A World Bank report found that food inflation has soared in most developing countries since Russia’s invasion of Ukraine and trapped many wealthy countries in a cycle of rising prices.
The Washington-based development organization said the war in Eastern Europe would affect many countries with increases in food bills of more than 1% of their annual national income (GDP), while others would fail to control the effect and sink completely. Will go Debt crisis.
Lebanon was worst affected, the World Bank said, after a food-stock explosion in Beirut two years ago crippled the Mediterranean country’s ability to store and distribute corn and wheat to 6.8 million people.
Food inflation reached 332% in June of the year, ahead of Zimbabwe’s 255% and Venezuela’s 155%. Turkey was ranked fourth with a food inflation rate of 94%.
The gap between Lebanon’s food inflation and general inflation – which produces the figure for “real food inflation” – was low at 122%, but remained the worst rate in the world, mainly because rising energy costs increased Lebanon’s general inflation rate. pushed above 150%.
A deal last month between Ukraine and Russia, brokered by Turkey and the United Nations, allowed container ships carrying grain to leave Ukrainian ports helped bring down commodity prices.
World Bank data showed a dramatic reversal in grain prices in global markets since June and prices of other agricultural products fell less than last year.
On Monday, the Sierra Leone-flagged cargo ship Rajoni dropped more than 26,000 tonnes of corn from the Ukrainian port of Odessa to Lebanon.
The cost of rice has increased in recent months, but from low levels during the pandemic, which bucked the trend of historically high price levels for wheat, barley and maize.
Last week Bangladesh called on the International Monetary Fund (IMF) for financial aid after rising costs of imported food and energy crippled the finances of South Asian countries.

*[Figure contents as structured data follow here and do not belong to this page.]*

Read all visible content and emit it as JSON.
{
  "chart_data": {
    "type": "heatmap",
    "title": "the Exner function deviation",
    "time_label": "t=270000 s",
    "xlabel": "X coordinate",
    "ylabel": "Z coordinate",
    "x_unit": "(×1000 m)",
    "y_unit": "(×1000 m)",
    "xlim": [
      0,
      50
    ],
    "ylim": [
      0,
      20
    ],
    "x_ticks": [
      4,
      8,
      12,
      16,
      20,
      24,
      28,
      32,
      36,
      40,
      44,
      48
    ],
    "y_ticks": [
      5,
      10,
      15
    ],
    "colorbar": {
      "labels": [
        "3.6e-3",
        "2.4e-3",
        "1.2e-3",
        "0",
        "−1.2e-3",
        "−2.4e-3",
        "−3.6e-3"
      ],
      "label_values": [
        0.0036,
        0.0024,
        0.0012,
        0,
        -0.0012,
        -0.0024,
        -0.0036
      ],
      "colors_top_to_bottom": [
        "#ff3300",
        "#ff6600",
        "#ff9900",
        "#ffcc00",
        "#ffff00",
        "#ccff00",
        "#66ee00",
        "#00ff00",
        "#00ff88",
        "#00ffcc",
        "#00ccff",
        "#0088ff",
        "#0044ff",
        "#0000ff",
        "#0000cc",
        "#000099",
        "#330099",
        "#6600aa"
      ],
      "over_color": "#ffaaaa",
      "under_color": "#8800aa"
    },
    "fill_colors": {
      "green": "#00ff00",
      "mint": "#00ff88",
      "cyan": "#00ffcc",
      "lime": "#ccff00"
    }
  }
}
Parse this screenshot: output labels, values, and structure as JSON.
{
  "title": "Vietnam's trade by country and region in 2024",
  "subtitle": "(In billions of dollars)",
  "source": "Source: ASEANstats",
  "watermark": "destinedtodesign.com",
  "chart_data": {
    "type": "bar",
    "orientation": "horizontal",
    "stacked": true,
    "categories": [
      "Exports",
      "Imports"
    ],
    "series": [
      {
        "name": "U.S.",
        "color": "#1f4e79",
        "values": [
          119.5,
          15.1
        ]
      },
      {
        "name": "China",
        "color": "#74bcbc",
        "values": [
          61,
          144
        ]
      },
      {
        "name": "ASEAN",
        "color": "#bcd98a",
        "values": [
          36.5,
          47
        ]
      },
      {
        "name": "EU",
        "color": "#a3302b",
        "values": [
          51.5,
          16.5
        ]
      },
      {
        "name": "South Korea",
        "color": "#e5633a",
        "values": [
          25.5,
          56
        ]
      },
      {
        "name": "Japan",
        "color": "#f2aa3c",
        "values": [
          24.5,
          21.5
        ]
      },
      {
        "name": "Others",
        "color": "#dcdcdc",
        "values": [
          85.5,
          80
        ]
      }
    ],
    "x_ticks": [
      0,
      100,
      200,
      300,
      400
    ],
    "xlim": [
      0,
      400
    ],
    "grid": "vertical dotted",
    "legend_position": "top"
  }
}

Bangladesh is understood to need around $4.5bn (£3.6bn), although only $1bn-$1.5bn is available under current IMF arrangements.
Sri Lanka has already asked the Washington-based fund for a bailout after it ran out of cash to buy vital imports, while a deal with Pakistan for a $6bn IMF loan was revived in June.
Low food prices have stymied global growth in recent decades, forcing developing countries to offset their debt and the high cost of fuel imports.
However, the World Bank said the sharp rise in food prices in recent months is affecting most economies, including those with relatively high incomes.
“The share of high-income countries with high inflation also increased sharply, with about 78.6% experiencing high food price inflation.
“The most affected countries are in Africa, North America, Latin America, South Asia, Europe and Central Asia,” it said.
It also warned that large producers of cereals, including France, Spain and Italy, would need to adjust to uncertain weather patterns driven by rising temperatures and the climate crisis to maintain high levels of production.